I couldn't think of a nice way to do this so I packed the depth into the alpha channel of the volume buffer and...


vec4 sample_volume(in vec2 uv, out float depth) {
    vec4 raw = texture(volume_texture, uv);
    uint data_uint = floatBitsToUint(raw.a);
    vec2 data = unpackHalf2x16(data_uint);

    depth = data.y;
    float mat = data.x;

    return vec4(
        raw.rgb,
        mat
    );
}


void main() {
    vec2 uv = screen_pos.xy * 0.5 + 0.5;

    vec4 opaque = texture(lighting_texture, uv);
    float surfaceDepth = opaque.a;

    vec2 offset = 1.0 / resolution * 2.0;
    float depth1, depth2, depth3, depth4 = 0.0;
    vec4 v1 = sample_volume(uv + offset * vec2(-1, 0), depth1);
    vec4 v2 = sample_volume(uv + offset * vec2(1, 0), depth2);
    vec4 v3 = sample_volume(uv + offset * vec2(0, 1), depth3);
    vec4 v4 = sample_volume(uv + offset * vec2(0, -1), depth4);

    // Find out which volume sample that is nearest to the surfae depth
    vec4 deltas = abs(vec4(surfaceDepth) - vec4(depth1, depth2, depth3, depth4));
    float minDelta = min(min(min(deltas.x, deltas.y), deltas.z), deltas.w);

    vec4 volume = v1;
    if (minDelta == deltas.x) {
        volume = v1;
    } else if (minDelta == deltas.y) {
        volume = v2;
    } else if (minDelta == deltas.z) {
        volume = v3;
    } else if (minDelta == deltas.w) {
        volume = v4;
    }
    
    float materialTowardsCamera = volume.a;

    vec3 color = volume.rgb + beer(materialTowardsCamera * (1.0 - BASE_TRANSMISSION)) * opaque.rgb;

    FragColor = vec4(color.rgb, 1.0);
}

It's kinda verbose and branch-y, but it works and runs like butter at 1080p on my laptop.
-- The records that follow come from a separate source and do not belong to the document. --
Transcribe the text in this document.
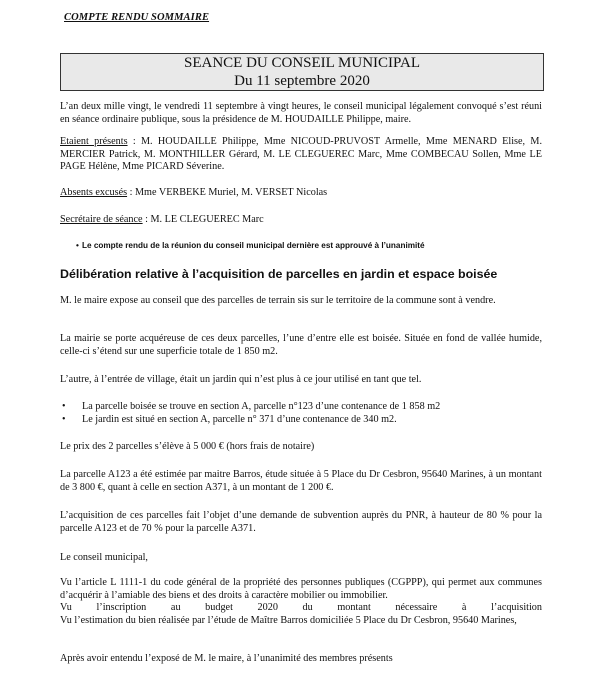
COMPTE RENDU SOMMAIRE
SEANCE DU CONSEIL MUNICIPAL
Du 11 septembre 2020
L’an deux mille vingt, le vendredi 11 septembre à vingt heures, le conseil municipal légalement convoqué s’est réuni en séance ordinaire publique, sous la présidence de M. HOUDAILLE Philippe, maire.
Etaient présents : M. HOUDAILLE Philippe, Mme NICOUD-PRUVOST Armelle, Mme MENARD Elise, M. MERCIER Patrick, M. MONTHILLER Gérard, M. LE CLEGUEREC Marc, Mme COMBECAU Sollen, Mme LE PAGE Hélène, Mme PICARD Séverine.
Absents excusés : Mme VERBEKE Muriel, M. VERSET Nicolas
Secrétaire de séance : M. LE CLEGUEREC Marc
• Le compte rendu de la réunion du conseil municipal dernière est approuvé à l’unanimité
Délibération relative à l’acquisition de parcelles en jardin et espace boisée
M. le maire expose au conseil que des parcelles de terrain sis sur le territoire de la commune sont à vendre.
La mairie se porte acquéreuse de ces deux parcelles, l’une d’entre elle est boisée. Située en fond de vallée humide, celle-ci s’étend sur une superficie totale de 1 850 m2.
L’autre, à l’entrée de village, était un jardin qui n’est plus à ce jour utilisé en tant que tel.
• La parcelle boisée se trouve en section A, parcelle n°123 d’une contenance de 1 858 m2
• Le jardin est situé en section A, parcelle n° 371 d’une contenance de 340 m2.
Le prix des 2 parcelles s’élève à 5 000 € (hors frais de notaire)
La parcelle A123 a été estimée par maitre Barros, étude située à 5 Place du Dr Cesbron, 95640 Marines, à un montant de 3 800 €, quant à celle en section A371, à un montant de 1 200 €.
L’acquisition de ces parcelles fait l’objet d’une demande de subvention auprès du PNR, à hauteur de 80 % pour la parcelle A123 et de 70 % pour la parcelle A371.
Le conseil municipal,
Vu l’article L 1111-1 du code général de la propriété des personnes publiques (CGPPP), qui permet aux communes d’acquérir à l’amiable des biens et des droits à caractère mobilier ou immobilier.
Vu l’inscription au budget 2020 du montant nécessaire à l’acquisition
Vu l’estimation du bien réalisée par l’étude de Maître Barros domiciliée 5 Place du Dr Cesbron, 95640 Marines,
Après avoir entendu l’exposé de M. le maire, à l’unanimité des membres présents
Also, there's now heaps of dupicated shader code. Maybe I need a preprocessor to make it easier to have common functions. Plain old string concatenation will work fine.

#![allow(unused)]
fn main() {
impl FragmentShaders {
    pub fn load(gl: &Context) -> Result<Self, ShaderError> {
        Ok(Self {
            model_shader: Shader::new(gl, ShaderType::Fragment, include_str!("model_shader.frag"))?,
            volume_and_light: Shader::new(
                gl,
                ShaderType::Fragment,
                &(include_str!("common.frag").to_owned() + include_str!("volume_and_light.frag")),
            )?,
            volume: Shader::new(
                gl,
                ShaderType::Fragment,
                &(include_str!("common.frag").to_owned() + include_str!("volume.frag")),
            )?,
            passthrough: Shader::new(
                gl,
                ShaderType::Fragment,
                &(include_str!("common.frag").to_owned() + include_str!("passthrough.frag")),
            )?,
        })
    }
}
}

My IDE now screams at me about undefined variables, but it all compiles and runs, so I don't really mind.